Fabyans, the main hub of railroad service, delivered hundreds of visitors to town each week, and a spur was built to the base of the Cog Railway where passengers changed trains to travel to the summit of Mount Washington. Among the Clouds, the seasonal newspaper printed atop the mountain, reported during the 1886 season that “private baths and steam heating apparatus has been placed in many of the rooms” of the Fabyan House. The gingerbread-style Victorian home that still stands behind Fabyans Station Restaurant was the home of Sylvester Marsh, builder of the Mount Washington Cog Railway and an investor in the Fabyan House.

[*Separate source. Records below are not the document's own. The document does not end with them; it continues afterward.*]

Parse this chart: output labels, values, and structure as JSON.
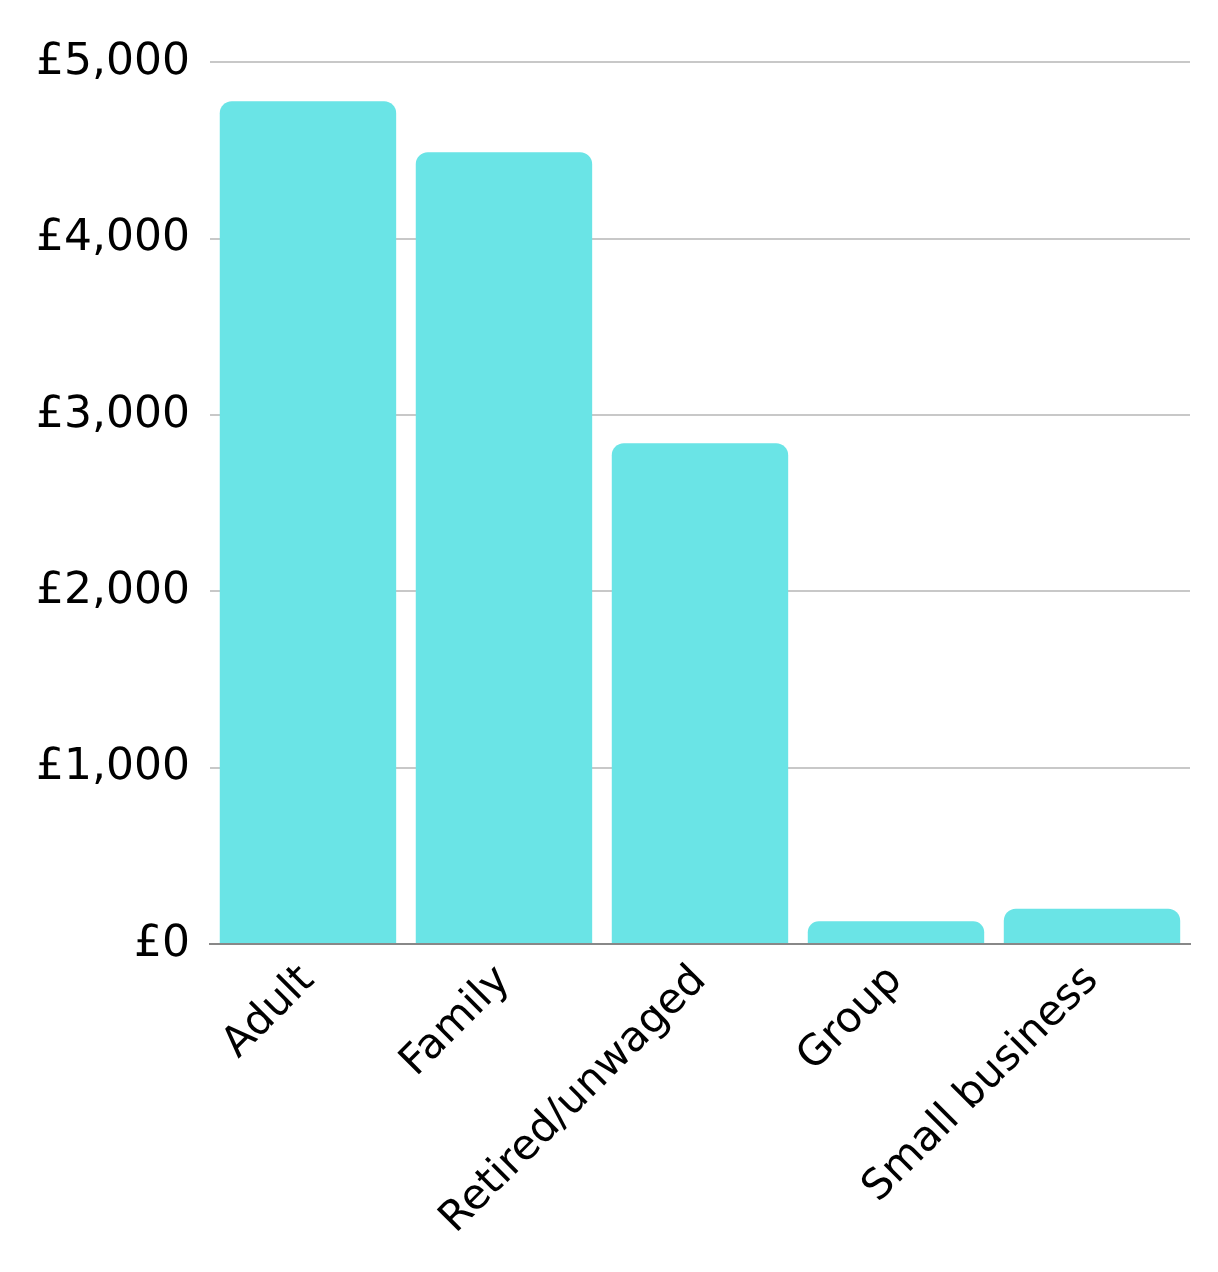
{
  "chart_data": {
    "type": "bar",
    "categories": [
      "Adult",
      "Family",
      "Retired/unwaged",
      "Group",
      "Small business"
    ],
    "values": [
      4780,
      4490,
      2840,
      130,
      200
    ],
    "color": "#6ae4e6",
    "ylim": [
      0,
      5000
    ],
    "yticks": [
      {
        "value": 0,
        "label": "£0"
      },
      {
        "value": 1000,
        "label": "£1,000"
      },
      {
        "value": 2000,
        "label": "£2,000"
      },
      {
        "value": 3000,
        "label": "£3,000"
      },
      {
        "value": 4000,
        "label": "£4,000"
      },
      {
        "value": 5000,
        "label": "£5,000"
      }
    ],
    "grid": "y",
    "legend": false
  }
}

Opened in 1869, the world’s first mountain-climbing Cog Railway was once known as the “Railway to the Moon.” Twenty-first century passengers may choose to ride the three-mile-long Cog to the 6,288-foot summit of Mount Washington in a car powered by a historic steam locomotive or the more modern and eco-friendly bio-diesel engines.
Originally built of rock blasted from the mountain, the historic Tip Top House, a former hotel, is the oldest building atop Mount Washington and now features exhibits about the mountain’s history.
Flowing from the Lakes of the Clouds, on the western flank of Mount Washington, the waters of the Ammonoosuc River that Native Americans knew as the “fish place” still hold trout for the angler. Today, the Lakes of the Clouds’ AMC hut is a favorite destination of hikers.